Intravenously (slowly drip or drip).
The dose of the drug administered depends on the age, weight, condition of the patient and concomitant therapy.
In acute renal failure, the daily dose is 50-180 g of mannitol. In most cases, an adequate therapeutic effect is achieved with a dose of 50 to 100 g per day.
The maximum infusion rate, during the first 5 minutes, can be 200 mg / kg. in the future, the rate of intravenous administration of the drug should be adjusted to maintain a diuresis of 30-50 ml per hour, with a maximum daily dose of 180 g.
Patients with oliguria or with suspected renal failure, it is necessary to administer a test dose (approximately 200 mg / kg body weight) for 3-5 minutes. The answer to the test dose is considered sufficient if the level of diuresis in the next 2-3 hours is 30-50 ml / h.13 If there is no adequate response, it is possible to re-administer the test dose, but if the effect is not achieved and when repeated administration, treatment with mannitol should be discontinued.

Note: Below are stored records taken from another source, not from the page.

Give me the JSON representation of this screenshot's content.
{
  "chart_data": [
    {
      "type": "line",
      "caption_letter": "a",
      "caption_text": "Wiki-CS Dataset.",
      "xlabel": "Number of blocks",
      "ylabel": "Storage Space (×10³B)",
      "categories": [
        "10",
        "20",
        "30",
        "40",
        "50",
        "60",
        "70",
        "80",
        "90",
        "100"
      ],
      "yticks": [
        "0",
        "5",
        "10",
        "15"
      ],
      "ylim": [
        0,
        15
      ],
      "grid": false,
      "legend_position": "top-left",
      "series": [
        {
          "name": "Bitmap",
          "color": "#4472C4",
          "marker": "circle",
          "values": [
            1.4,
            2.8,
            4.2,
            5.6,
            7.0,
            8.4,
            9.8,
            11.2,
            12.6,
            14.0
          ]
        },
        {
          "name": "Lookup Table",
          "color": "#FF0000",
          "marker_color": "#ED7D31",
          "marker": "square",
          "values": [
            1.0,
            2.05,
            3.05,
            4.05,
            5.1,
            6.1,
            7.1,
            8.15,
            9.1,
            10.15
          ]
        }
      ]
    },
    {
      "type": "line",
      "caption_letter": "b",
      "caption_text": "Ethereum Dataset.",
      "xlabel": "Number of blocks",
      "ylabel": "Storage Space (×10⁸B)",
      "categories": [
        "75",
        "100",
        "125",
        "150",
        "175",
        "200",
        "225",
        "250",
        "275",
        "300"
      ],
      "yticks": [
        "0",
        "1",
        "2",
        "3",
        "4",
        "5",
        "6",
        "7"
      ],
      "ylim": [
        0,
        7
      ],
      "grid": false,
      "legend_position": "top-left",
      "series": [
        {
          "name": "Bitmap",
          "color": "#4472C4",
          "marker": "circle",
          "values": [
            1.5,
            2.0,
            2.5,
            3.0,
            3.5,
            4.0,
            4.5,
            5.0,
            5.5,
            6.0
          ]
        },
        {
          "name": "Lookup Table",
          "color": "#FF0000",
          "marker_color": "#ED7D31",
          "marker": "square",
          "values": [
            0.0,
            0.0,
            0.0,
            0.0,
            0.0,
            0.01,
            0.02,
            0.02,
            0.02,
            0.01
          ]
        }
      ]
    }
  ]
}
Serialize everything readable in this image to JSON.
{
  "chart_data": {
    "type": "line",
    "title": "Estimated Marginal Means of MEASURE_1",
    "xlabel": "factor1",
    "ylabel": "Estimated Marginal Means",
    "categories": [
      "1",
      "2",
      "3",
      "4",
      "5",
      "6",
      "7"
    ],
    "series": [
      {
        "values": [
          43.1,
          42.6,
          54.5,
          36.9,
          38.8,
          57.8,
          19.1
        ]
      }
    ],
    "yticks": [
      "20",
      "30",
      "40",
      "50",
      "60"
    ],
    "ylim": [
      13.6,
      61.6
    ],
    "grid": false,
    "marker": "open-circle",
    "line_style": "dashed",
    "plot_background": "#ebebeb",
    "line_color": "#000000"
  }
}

With increased intracranial pressure, brain edema, the dose of mannitol is from 1.5 to 2 g / kg body weight, for 30-60 minutes.
When preparing a patient for surgery, mannitol should be administered 1-1.5 hours before surgery, to achieve maximum effect. At operations with an artificial circulation, in the device directly before the beginning of perfusion introduce 20-40 of mannitol.
To ensure forced diuresis in barley poisoning with tartrates, salicylates, postinfusion complications, the dose of mannitol should be adjusted to maintain a diuresis at 100 ml / h. The initial loading dose may be about 25 g.